BofA Sees Moody’s Shift as Slippery Slope for Real Estate BondsMatt Scully
At a time of increasingly risky lending in the commercial-mortgage market, Moody’s Investors Service appears to be backtracking on its role as guardian of bond investors, according to Bank of America Corp.
The credit-rating giant surprised the market last week with plans to change the way it calculates default risk in a type of commercial mortgage-backed security. The changes by Moody’s will make it easier for “marginal” firms to borrow potentially excessive amounts based on the values of their buildings, according to Bank of America analyst Alan Todd.
“It seems to be contrary to their comments they’ve made previously,” Todd said in a telephone interview. “It just sets the stage for another leg up in underwriting aggressiveness.”
Moody’s had been all-but shut out by underwriters on grading these kinds of bonds. So the move will likely help it win business.
In the first half of 2015, the firm ranked behind four other credit graders on U.S. transactions that transform giant single mortgages -- such as on a portfolio of hotels -- into a series of bonds, according to data compiled by Commercial Mortgage Alert. Since 2013, Moody’s has fallen from rating 45 percent of these bond deals to 6 percent, JPMorgan Chase & Co. data show.
The change in calculus by Moody’s, its first major shift since 2000, makes it easier and cheaper for bond issuers to receive top credit ratings. The firm faced criticism this year that it was being too conservative in its approach.
The looser standards also may lead to liberalizations on other types of securities, Todd said, referencing so-called conduit deals in which multiple loans get bundled together. Higher ratings are a key part of what enables lenders to extend mortgages to property investors seeking to buy, sell and refinance real estate investments.
“Our goal is to get the ratings right,” said Thomas Lemmon, a spokesman for Moody’s, adding that Todd was “totally wrong” that the new criteria will result in easier grades on conduit securities.

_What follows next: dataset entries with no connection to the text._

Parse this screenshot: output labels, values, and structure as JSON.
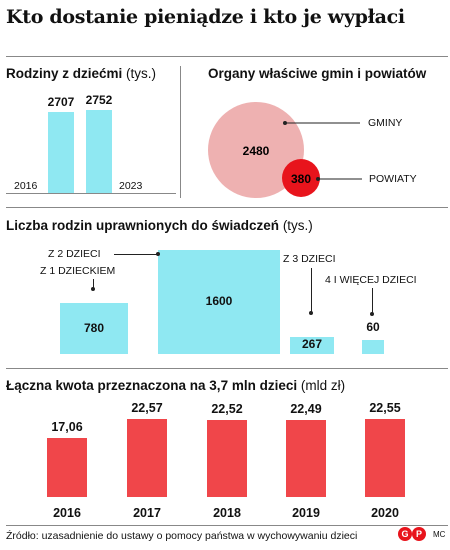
{
  "title": "Kto dostanie pieniądze i kto je wypłaci",
  "families": {
    "title": "Rodziny z dziećmi",
    "unit": "(tys.)",
    "year_start": "2016",
    "year_end": "2023"
  },
  "organs": {
    "title": "Organy właściwe gmin i powiatów",
    "gminy_label": "GMINY",
    "powiaty_label": "POWIATY"
  },
  "eligible": {
    "title": "Liczba rodzin uprawnionych do świadczeń",
    "unit": "(tys.)"
  },
  "total": {
    "title": "Łączna kwota przeznaczona na 3,7 mln dzieci",
    "unit": "(mld zł)"
  },
  "footer": {
    "source": "Źródło: uzasadnienie do ustawy o pomocy państwa w wychowywaniu dzieci",
    "author": "MC"
  },
  "colors": {
    "cyan": "#8fe8f2",
    "red": "#f0464a",
    "pink": "#eeb1b1",
    "powiaty_red": "#e8141c"
  },
  "chart_data": [
    {
      "type": "bar",
      "title": "Rodziny z dziećmi",
      "ylabel": "(tys.)",
      "categories": [
        "2016",
        "2023"
      ],
      "values": [
        2707,
        2752
      ]
    },
    {
      "type": "bubble",
      "title": "Organy właściwe gmin i powiatów",
      "categories": [
        "GMINY",
        "POWIATY"
      ],
      "values": [
        2480,
        380
      ]
    },
    {
      "type": "bar",
      "title": "Liczba rodzin uprawnionych do świadczeń",
      "ylabel": "(tys.)",
      "categories": [
        "Z 1 DZIECKIEM",
        "Z 2 DZIECI",
        "Z 3 DZIECI",
        "4 I WIĘCEJ DZIECI"
      ],
      "values": [
        780,
        1600,
        267,
        60
      ]
    },
    {
      "type": "bar",
      "title": "Łączna kwota przeznaczona na 3,7 mln dzieci",
      "ylabel": "(mld zł)",
      "categories": [
        "2016",
        "2017",
        "2018",
        "2019",
        "2020"
      ],
      "values": [
        17.06,
        22.57,
        22.52,
        22.49,
        22.55
      ],
      "value_labels": [
        "17,06",
        "22,57",
        "22,52",
        "22,49",
        "22,55"
      ]
    }
  ]
}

Still, the relaxed standards may increase the number of deals rated by Moody’s, Morgan Stanley analyst Richard Hill wrote Thursday in a note to clients.
During the housing bubble, the widespread practice of so-called ratings shopping fueled a “race to the bottom” among credit graders as they sought to win business, helping to fuel the later financial crisis, according to a 2011 report by a congressionally appointed panel.
“We don’t know until we know if this is going to be a problem,” said Larry White, an economics professor at New York University’s Stern School of Business. “But surely they don’t want to be wrong a second time.”